閏年(うるうどし、じゅんねん)とは、季節や月相と暦のずれを調整するために、平年よりも日数や月数が多く設定されている年のことである。これに対し、閏年ではない通常の年は平年(へいねん)と呼ばれる。暦法によって、追加されるのは日(閏日)であったり月(閏月)であったりし、その挿入規則を置閏法(ちじゅんほう)と呼ぶ。
太陽暦における置閏法
太陽暦では、地球が太陽を一周する周期(回帰年)と暦のずれを補正するために閏日が挿入される。
ユリウス暦
紀元前46年にローマで採用されたユリウス暦では、4年に1回を閏年とし、2月の日数を29日とした。これにより1暦年は平均365.25日となったが、実際の回帰年との間にわずかなずれが生じ、長期間の使用により春分日が本来の日付から大きく乖離する問題が発生した。
グレゴリオ暦
ユリウス暦の誤差を解消するため、ローマ教皇グレゴリウス13世によって1582年に制定されたのがグレゴリオ暦である。グレゴリオ暦では、400年間で97回の閏年を設けるため、以下の規則が定められている。
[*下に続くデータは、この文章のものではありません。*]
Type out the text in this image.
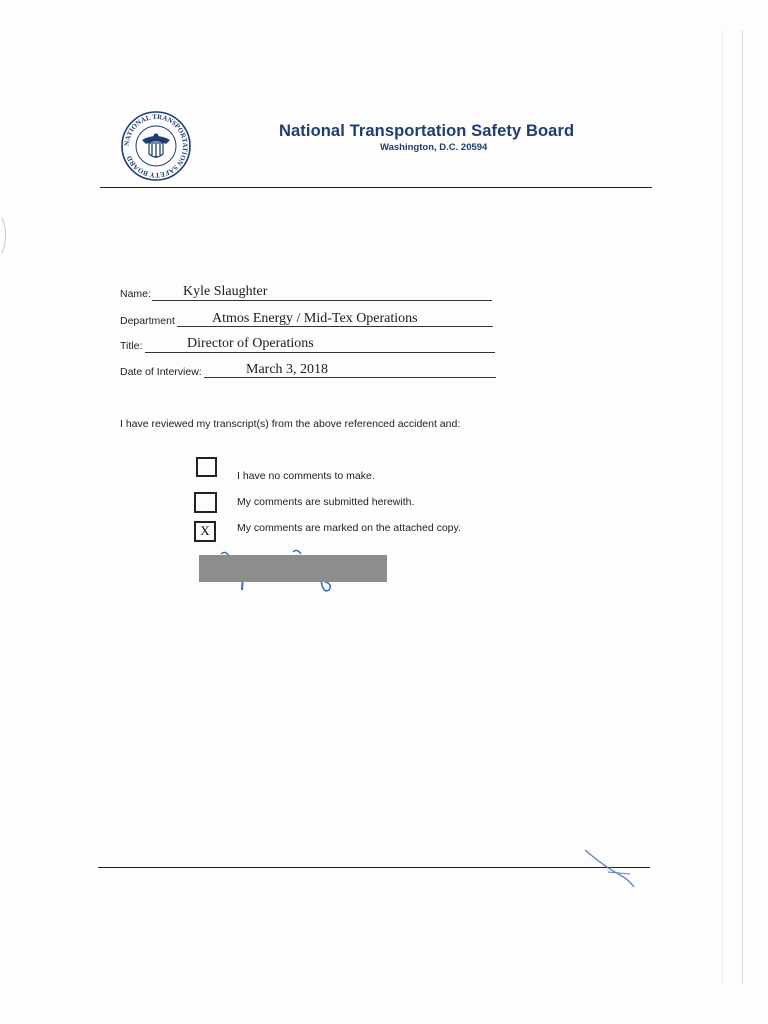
NATIONAL TRANSPORTATION SAFETY BOARD
National Transportation Safety Board
Washington, D.C. 20594
Name: Kyle Slaughter
Department	Atmos Energy / Mid-Tex Operations
Title:	Director of Operations
Date of Interview:	March 3, 2018
I have reviewed my transcript(s) from the above referenced accident and:
I have no comments to make.
My comments are submitted herewith.
X	My comments are marked on the attached copy.
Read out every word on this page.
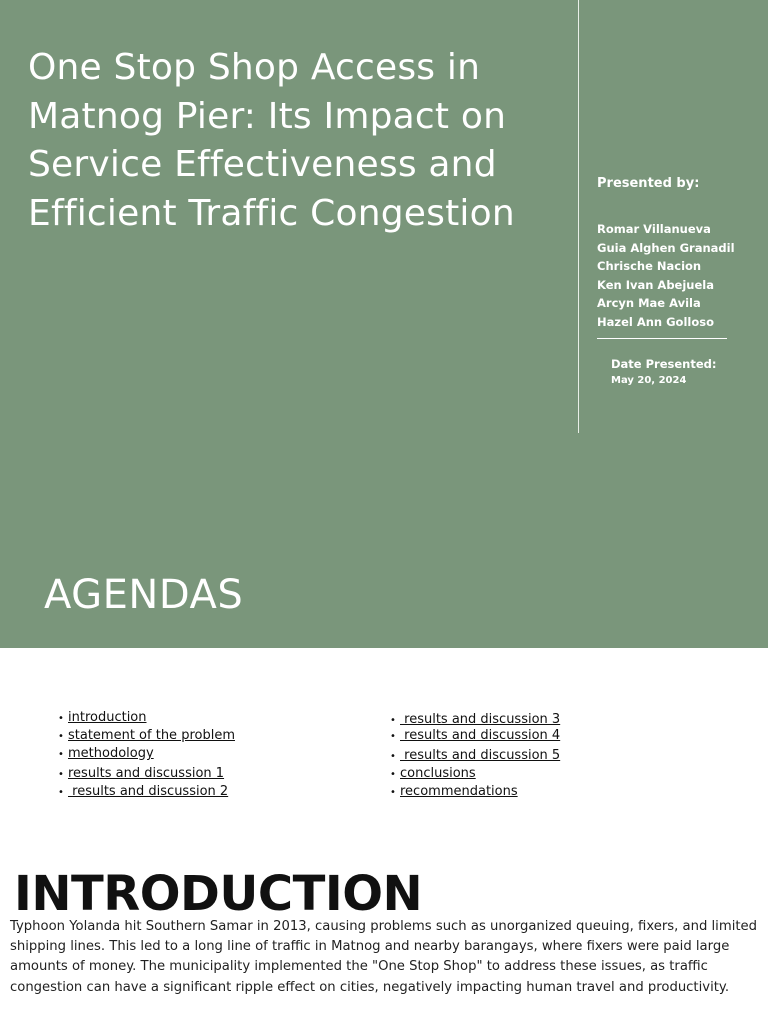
One Stop Shop Access in Matnog Pier: Its Impact on Service Effectiveness and Efficient Traffic Congestion
Presented by:
Romar Villanueva
Guia Alghen Granadil
Chrische Nacion
Ken Ivan Abejuela
Arcyn Mae Avila
Hazel Ann Golloso
Date Presented:
May 20, 2024
AGENDAS
• introduction
• statement of the problem
• methodology
• results and discussion 1
• results and discussion 2
• results and discussion 3
• results and discussion 4
• results and discussion 5
• conclusions
• recommendations
INTRODUCTION

Typhoon Yolanda hit Southern Samar in 2013, causing problems such as unorganized queuing, fixers, and limited shipping lines. This led to a long line of traffic in Matnog and nearby barangays, where fixers were paid large amounts of money. The municipality implemented the "One Stop Shop" to address these issues, as traffic congestion can have a significant ripple effect on cities, negatively impacting human travel and productivity.
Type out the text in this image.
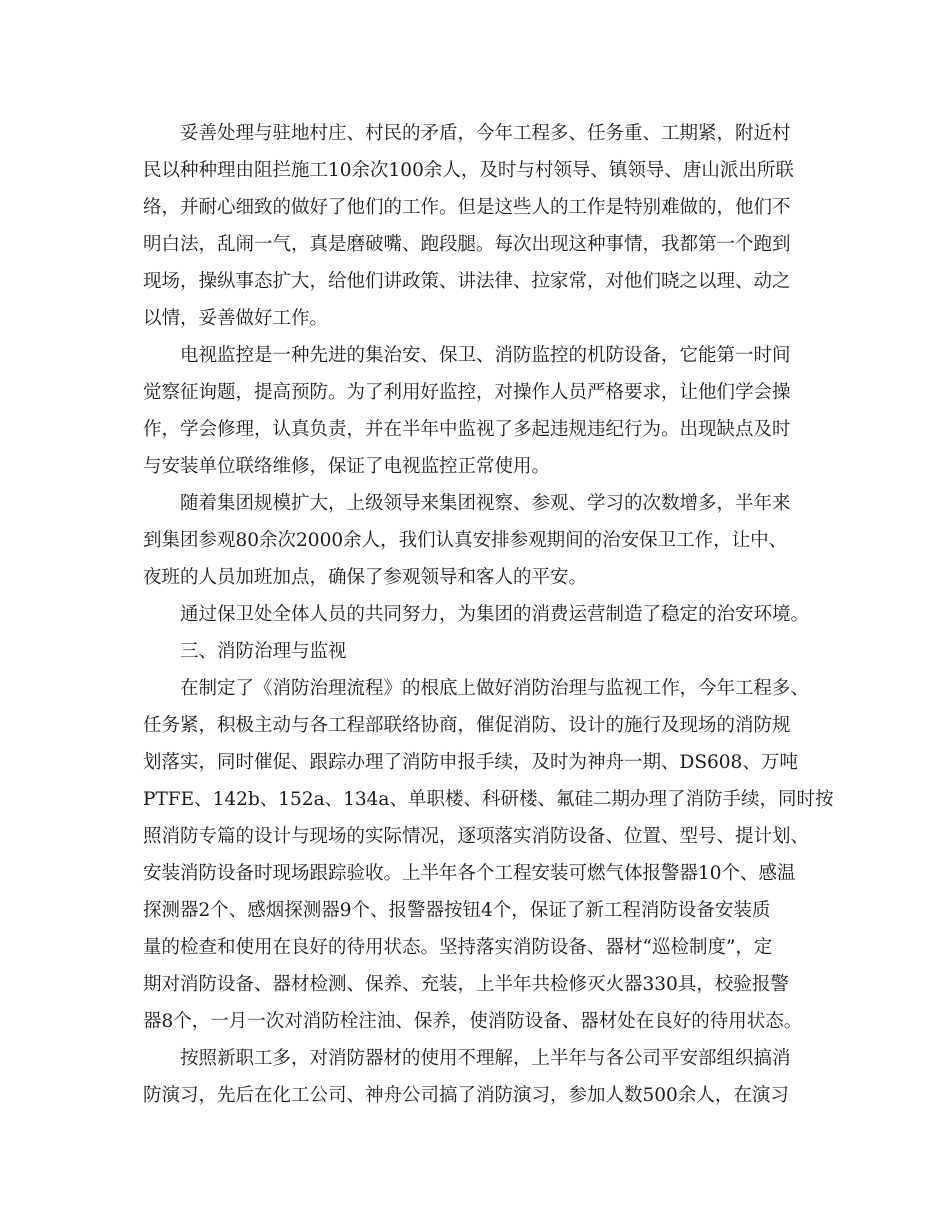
妥善处理与驻地村庄、村民的矛盾，今年工程多、任务重、工期紧，附近村
民以种种理由阻拦施工10余次100余人，及时与村领导、镇领导、唐山派出所联
络，并耐心细致的做好了他们的工作。但是这些人的工作是特别难做的，他们不
明白法，乱闹一气，真是磨破嘴、跑段腿。每次出现这种事情，我都第一个跑到
现场，操纵事态扩大，给他们讲政策、讲法律、拉家常，对他们晓之以理、动之
以情，妥善做好工作。
电视监控是一种先进的集治安、保卫、消防监控的机防设备，它能第一时间
觉察征询题，提高预防。为了利用好监控，对操作人员严格要求，让他们学会操
作，学会修理，认真负责，并在半年中监视了多起违规违纪行为。出现缺点及时
与安装单位联络维修，保证了电视监控正常使用。
随着集团规模扩大，上级领导来集团视察、参观、学习的次数增多，半年来
到集团参观80余次2000余人，我们认真安排参观期间的治安保卫工作，让中、
夜班的人员加班加点，确保了参观领导和客人的平安。
通过保卫处全体人员的共同努力，为集团的消费运营制造了稳定的治安环境。
三、消防治理与监视
在制定了《消防治理流程》的根底上做好消防治理与监视工作，今年工程多、
任务紧，积极主动与各工程部联络协商，催促消防、设计的施行及现场的消防规
划落实，同时催促、跟踪办理了消防申报手续，及时为神舟一期、DS608、万吨
PTFE、142b、152a、134a、单职楼、科研楼、氟硅二期办理了消防手续，同时按
照消防专篇的设计与现场的实际情况，逐项落实消防设备、位置、型号、提计划、
安装消防设备时现场跟踪验收。上半年各个工程安装可燃气体报警器10个、感温
探测器2个、感烟探测器9个、报警器按钮4个，保证了新工程消防设备安装质
量的检查和使用在良好的待用状态。坚持落实消防设备、器材“巡检制度”，定
期对消防设备、器材检测、保养、充装，上半年共检修灭火器330具，校验报警
器8个，一月一次对消防栓注油、保养，使消防设备、器材处在良好的待用状态。
按照新职工多，对消防器材的使用不理解，上半年与各公司平安部组织搞消
防演习，先后在化工公司、神舟公司搞了消防演习，参加人数500余人，在演习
- 西暦年が4で割り切れる年は原則として閏年とする。
- ただし、西暦年が100で割り切れる年は平年とする。
- ただし、西暦年が400で割り切れる年は必ず閏年とする。
この規則により、平均1暦年は365.2425日となり、実際の回帰年との誤差が大幅に縮小された。現在の多くの国でこのグレゴリオ暦が採用されている。
日本における法的な定め
日本においては、現代でも明治31年勅令第90号(閏年ニ関スル件)によって閏年の判定基準が定められている。これによれば、神武天皇即位紀元(皇紀年数)を基準として4で割り切れる年を閏年としつつ、100で割り切れる年のうち特定の条件を満たさないものを平年とする規定となっており、実質的に西暦のグレゴリオ暦のルールと同値である。
太陰暦および太陰太陽暦における閏
純粋な太陰暦や、太陽と月の運行の双方を考慮する太陰太陽暦においても、それぞれ独自の補正方法が存在する。太陰太陽暦では、平均回帰年と平均朔望月のずれを調整するため、約2.715年に1回程度の頻度で閏月が挿入され、その年が閏年となる。中国暦や日本の旧暦では、中気を含まない暦月を閏月として設定する細則が運用されてきた。
よくある質問
閏年はどのようにして決められますか?
平年と閏年の日数の違いは何ですか?
太陰太陽暦の閏年はどのように決まりますか?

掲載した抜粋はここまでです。